4. The result you can't back up
The fourth is the visual cousin of the made-up stat: the demonstration that overstates what the product does.
It's trivial now to generate a flawless before-and-after, a perfect "results in 3 days" sequence, a too-good demo. The image is clean, the transformation is dramatic, and nothing in it happened. Pair that with a copy line the model also wrote, "93% saw results in two weeks", and you've stacked an invented outcome on top of an invented statistic on top of an invented proof image. Three fabrications, one tidy static, produced faster than it takes to read this paragraph.
A demonstrated result is a claim like any other. If the before-and-after implies an outcome you can't reproduce and substantiate, it's misleading regardless of how the picture was made. "The AI generated it" is not a defence anyone has ever wanted to test.
The thread running through all four
Notice the common thread.
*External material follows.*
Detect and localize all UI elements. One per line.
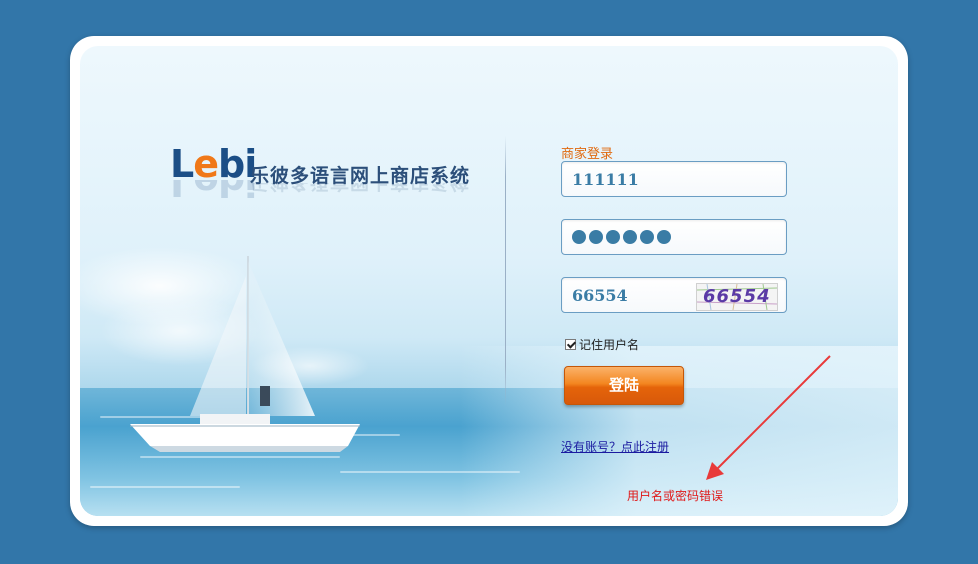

None of these started as a lie someone decided to tell. They started as a gap, a missing number, a slightly weak quote, an absent expert, an unremarkable result, and the model filled the gap because filling gaps convincingly is the one thing it's built to do. The danger isn't that AI produces rubbish. It's that AI produces something finished-looking with a fabrication tucked neatly inside, and the speed means it's live before anyone thought to ask "wait, is that true?".
So the question worth sitting with isn't whether to use these tools. They're too good and too fast to ignore, and I'd back them for production all day. The question is the one nobody building forty statics a week seems to be asking: before that creative goes live, who on your side is checking that every number, every quote, every face, and every result on it is actually real?